Vice President Joseph R. Biden Jr., a U.S. senator from Delaware for 36 years until his election as vice president in 2008, and a 1965 graduate of the University of Delaware, was on campus Sept. 16 to donate his senatorial papers to the University Library and to deliver the inaugural James R. Soles Lecture on the Constitution and Citizenship. The lecture, to be given annually in celebration of national Constitution Day, is named in honor of the late Alumni Distinguished Professor Emeritus Jim Soles.
The vice president's senatorial papers — a collection that also includes records in various formats such as recordings and web pages — will be processed, preserved and housed in the UD Library's Special Collections Department, where staff members are nationally known for their expertise in managing political archives.

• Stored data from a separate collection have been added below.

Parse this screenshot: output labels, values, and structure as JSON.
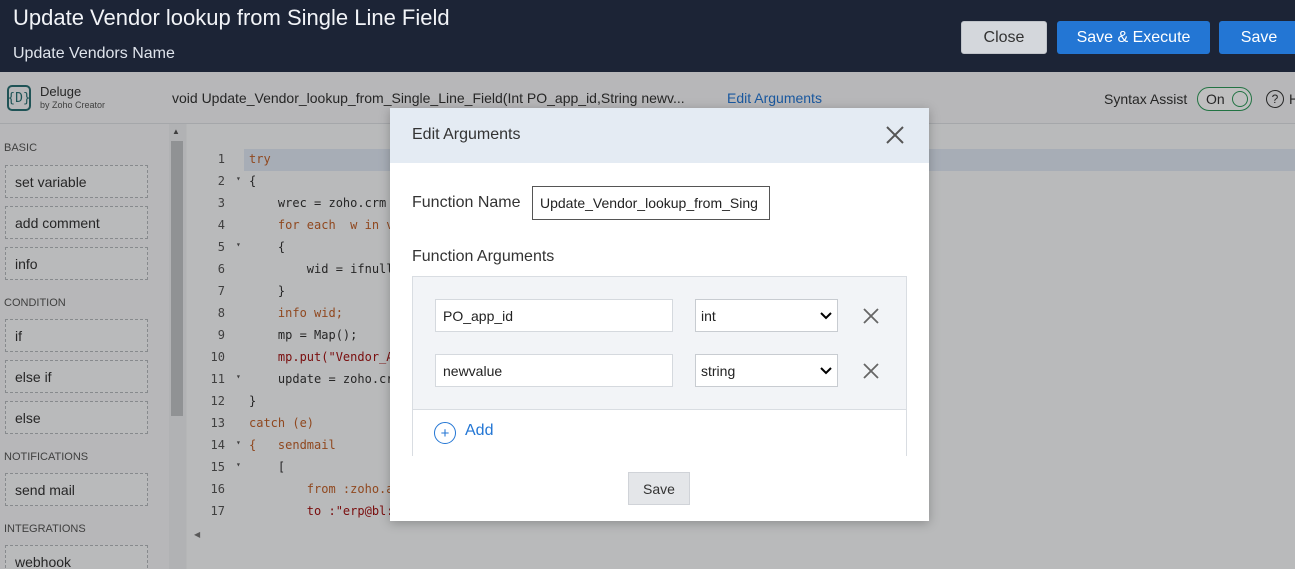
{
  "header": {
    "title": "Update Vendor lookup from Single Line Field",
    "subtitle": "Update Vendors Name",
    "close_label": "Close",
    "save_execute_label": "Save & Execute",
    "save_label": "Save"
  },
  "toolbar": {
    "logo_glyph": "{D}",
    "logo_name": "Deluge",
    "logo_sub": "by Zoho Creator",
    "signature": "void  Update_Vendor_lookup_from_Single_Line_Field(Int PO_app_id,String newv...",
    "edit_arguments_link": "Edit Arguments",
    "syntax_assist_label": "Syntax Assist",
    "syntax_assist_state": "On",
    "help_glyph": "?",
    "help_label": "H"
  },
  "sidebar": {
    "sections": [
      {
        "heading": "BASIC",
        "items": [
          "set variable",
          "add comment",
          "info"
        ]
      },
      {
        "heading": "CONDITION",
        "items": [
          "if",
          "else if",
          "else"
        ]
      },
      {
        "heading": "NOTIFICATIONS",
        "items": [
          "send mail"
        ]
      },
      {
        "heading": "INTEGRATIONS",
        "items": [
          "webhook"
        ]
      }
    ]
  },
  "editor": {
    "lines": [
      {
        "n": "1",
        "fold": "",
        "code": "try",
        "tone": "kw"
      },
      {
        "n": "2",
        "fold": "▾",
        "code": "{",
        "tone": ""
      },
      {
        "n": "3",
        "fold": "",
        "code": "    wrec = zoho.crm",
        "tone": ""
      },
      {
        "n": "4",
        "fold": "",
        "code": "    for each  w in v",
        "tone": "kw"
      },
      {
        "n": "5",
        "fold": "▾",
        "code": "    {",
        "tone": ""
      },
      {
        "n": "6",
        "fold": "",
        "code": "        wid = ifnull",
        "tone": ""
      },
      {
        "n": "7",
        "fold": "",
        "code": "    }",
        "tone": ""
      },
      {
        "n": "8",
        "fold": "",
        "code": "    info wid;",
        "tone": "kw"
      },
      {
        "n": "9",
        "fold": "",
        "code": "    mp = Map();",
        "tone": ""
      },
      {
        "n": "10",
        "fold": "",
        "code": "    mp.put(\"Vendor_A",
        "tone": "str"
      },
      {
        "n": "11",
        "fold": "▾",
        "code": "    update = zoho.cr",
        "tone": ""
      },
      {
        "n": "12",
        "fold": "",
        "code": "}",
        "tone": ""
      },
      {
        "n": "13",
        "fold": "",
        "code": "catch (e)",
        "tone": "kw"
      },
      {
        "n": "14",
        "fold": "▾",
        "code": "{   sendmail",
        "tone": "kw"
      },
      {
        "n": "15",
        "fold": "▾",
        "code": "    [",
        "tone": ""
      },
      {
        "n": "16",
        "fold": "",
        "code": "        from :zoho.a",
        "tone": "kw"
      },
      {
        "n": "17",
        "fold": "",
        "code": "        to :\"erp@bl:",
        "tone": "str"
      }
    ]
  },
  "modal": {
    "title": "Edit Arguments",
    "function_name_label": "Function Name",
    "function_name_value": "Update_Vendor_lookup_from_Sing",
    "function_arguments_label": "Function Arguments",
    "arguments": [
      {
        "name": "PO_app_id",
        "type": "int"
      },
      {
        "name": "newvalue",
        "type": "string"
      }
    ],
    "add_label": "Add",
    "add_glyph": "+",
    "save_label": "Save"
  }
}
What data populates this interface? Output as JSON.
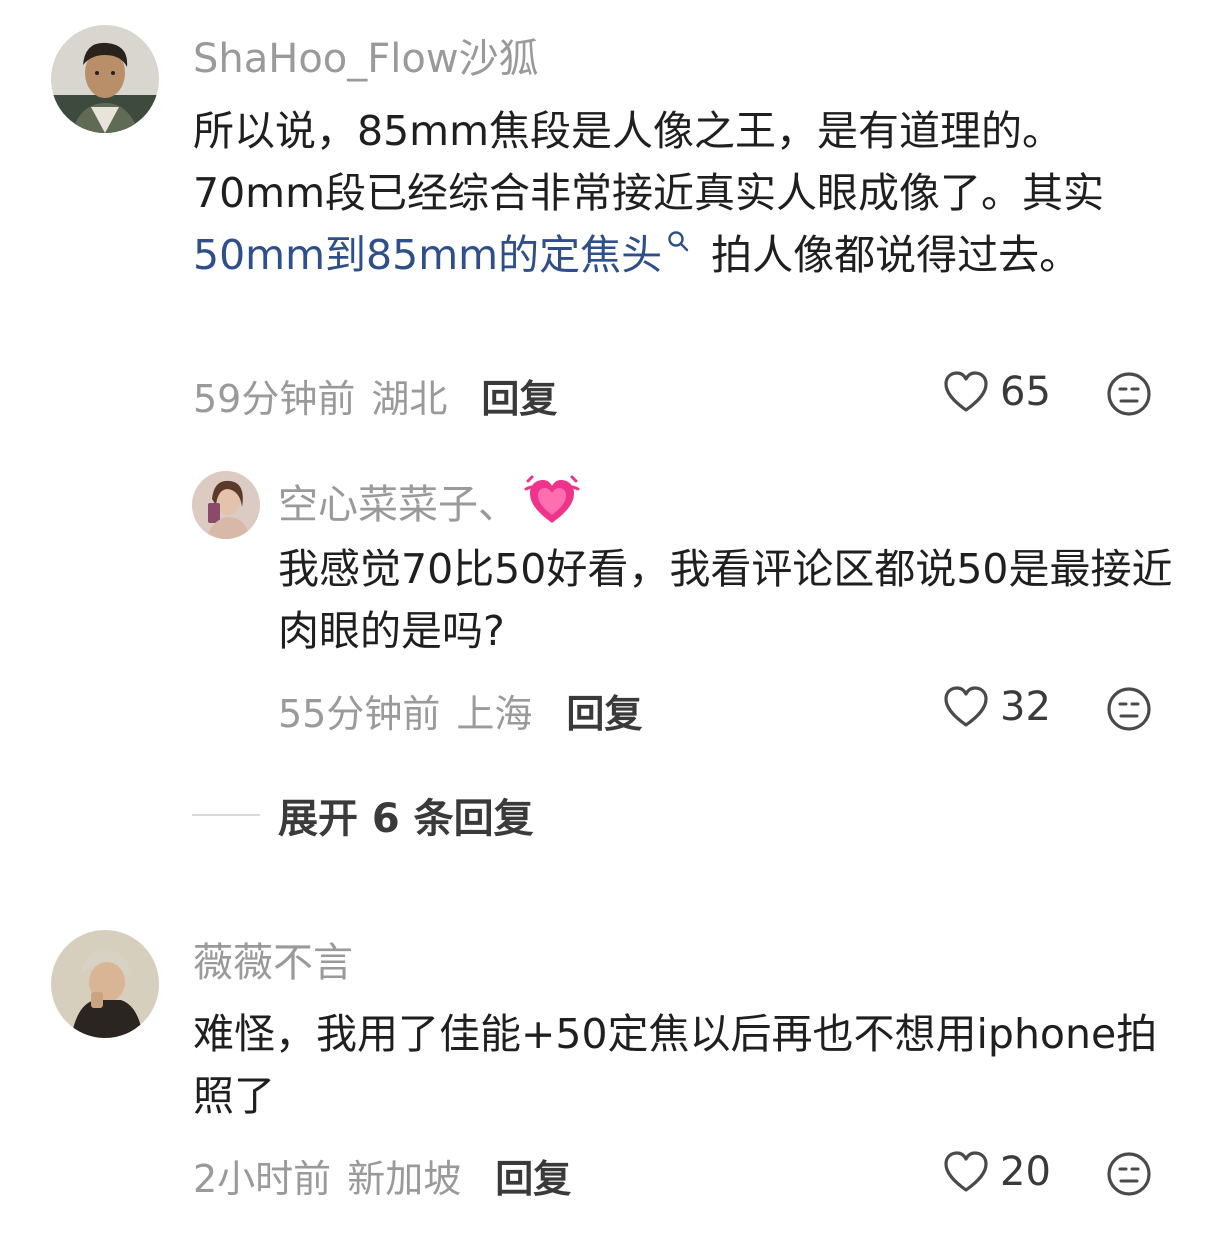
{
  "comments": [
    {
      "username": "ShaHoo_Flow沙狐",
      "text_before": "所以说，85mm焦段是人像之王，是有道理的。70mm段已经综合非常接近真实人眼成像了。其实 ",
      "link_text": "50mm到85mm的定焦头",
      "text_after": " 拍人像都说得过去。",
      "time": "59分钟前",
      "location": "湖北",
      "reply_label": "回复",
      "likes": "65"
    },
    {
      "username": "薇薇不言",
      "text": "难怪，我用了佳能+50定焦以后再也不想用iphone拍照了",
      "time": "2小时前",
      "location": "新加坡",
      "reply_label": "回复",
      "likes": "20"
    }
  ],
  "reply": {
    "username": "空心菜菜子、",
    "emoji": "beating-heart-emoji",
    "text": "我感觉70比50好看，我看评论区都说50是最接近肉眼的是吗?",
    "time": "55分钟前",
    "location": "上海",
    "reply_label": "回复",
    "likes": "32"
  },
  "expand_replies": "展开 6 条回复",
  "icons": [
    "heart-icon",
    "dislike-face-icon",
    "search-icon"
  ],
  "colors": {
    "username": "#9a9a9a",
    "link": "#2f4f8a",
    "text": "#1f1f1f"
  }
}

The donation is expected to encompass over 2,500 cartons of papers, in addition to 415 gigabytes of electronic records, all of which are stored currently at the National Archives and Records Administration. The papers will be sealed for two years after Biden retires from public office.
UD President Patrick Harker thanked Biden "for this extraordinary donation of senatorial papers, an abundance of materials that will illuminate decades of U.S. policy and diplomacy and the vice president's critical role in its development."
Susan Brynteson, vice provost and May Morris Director of Libraries, called the donation priceless. "The Biden Senatorial papers will document a remarkable personal career but equally will help scholars understand a great deal about those significant decades in the history of Congress, the nation and the world," she said.
Presenting the Soles Lecture, Biden said the Constitution holds out the promise that every voice in a diverse society can be heard and blended together — "not always in harmony, but in unity." If Americans trust the process of government, today's generation will successfully get through "this temporary period of political paralysis."
At the lecture's conclusion, Biden urged students in the audience and others to get involved in public service: "Politics is not a dirty word. Politics is the only way a community can govern itself and resolve its differences without the sword."